On a recent weekday afternoon in Manhattan, the director Owen Kline, 30, sat on a glass-doored conference-room couch. He wore a blue velour fleece adorned with a shiny brooch of a dancer-type figure. His reading glasses hung around his neck on a Croakies-like device. He looked gawky and, counterintuitively, very cool, which in turn made him feel very, specifically New York.

His parents are the actors Kevin Kline and Phoebe Cates. His sister is the indie music star Frankie Cosmos. When he was a teenager he played the little brother in The Squid and the Whale. His first full-length film, Funny Pagesproduced by the Safdie Brothers and A24, is out August 26.

Shot on 16 millimeter film, it’s an aggressively prickly coming-of-age comedy about Robert, an aspiring cartoonist who abandons the suburbs to follow his dreams—and also to live in a basement boiler room with strange old men. (One of my favorite movie moments of the year is one of said men saying, “Dennis the evil menace with his slingshot.”) It’s one of those movies you only need to watch once to never forget. “How unpleasant this all is, from beginning to end, without being actually funny,” reads Deadline’s representative review. And then, a few sentences later: “I’m assured it’s destined to become a cult favorite.”

At a young age, Kline has a singular point of view and the confidence to try some weird shit. “Comedy is like that,” he says. “If you tether it to reality, you can make excuses for all these things that are unreasonable concepts.”

This interview has been edited for clarity and length.

WIRED: How did this movie start?

Owen Kline: Ten years ago I started to play around with these characters. Originally, I had written a comic version called “Robert in the Boiler Room.” Just figuring out who this kid is—that would want to go down there and be excited by this—was the starting point. I wrote the first draft of the script over 2014, 2015, and then it was years of trying to get interest and nobody even reading it. Then Josh Safdie read it.

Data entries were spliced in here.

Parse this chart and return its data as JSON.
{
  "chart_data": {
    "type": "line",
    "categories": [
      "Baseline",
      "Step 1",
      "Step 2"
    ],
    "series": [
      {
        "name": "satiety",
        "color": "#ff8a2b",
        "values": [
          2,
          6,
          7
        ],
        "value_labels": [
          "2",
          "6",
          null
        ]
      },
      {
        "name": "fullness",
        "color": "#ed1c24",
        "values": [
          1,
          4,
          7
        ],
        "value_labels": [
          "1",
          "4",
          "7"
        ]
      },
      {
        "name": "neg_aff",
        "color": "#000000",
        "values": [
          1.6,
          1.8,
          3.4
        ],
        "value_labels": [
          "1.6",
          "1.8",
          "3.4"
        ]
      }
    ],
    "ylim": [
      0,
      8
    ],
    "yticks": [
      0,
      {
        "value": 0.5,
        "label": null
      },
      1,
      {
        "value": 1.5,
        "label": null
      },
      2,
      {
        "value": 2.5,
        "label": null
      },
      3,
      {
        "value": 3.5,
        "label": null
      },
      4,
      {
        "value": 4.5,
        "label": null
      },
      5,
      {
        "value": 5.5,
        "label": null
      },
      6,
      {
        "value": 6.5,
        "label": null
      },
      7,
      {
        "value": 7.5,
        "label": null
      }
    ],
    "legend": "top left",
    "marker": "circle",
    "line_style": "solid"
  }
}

How’d you originally connect with him?

I had known Josh since I was about 15, when he graduated from Boston University. The Safdie Brothers’ shorts just made an impact. When he moved back to New York, I held the boom mic for a couple of their projects and I acted for a short called John’s Gonealong with Benny [Safdie]. I just got in the weeds with those guys on the script, really figuring out a tone and a sensibility. They really helped me tease it out as a character study.

Eventually we were on set, and the first stuff we were filming was that basement stuff. It felt like we were starting where I had started with the comic, and it just set the tone for the rest of it. We just had such delirious fun spraying this glycerine all over these kids and old men. Sean Price Williams, the director of photography, kept saying more sweat, more sweat, we need to spray more sweat! We played around with smoke machines, to create a certain fog. We wanted it to feel like a steam bath. A geriatric steam bath.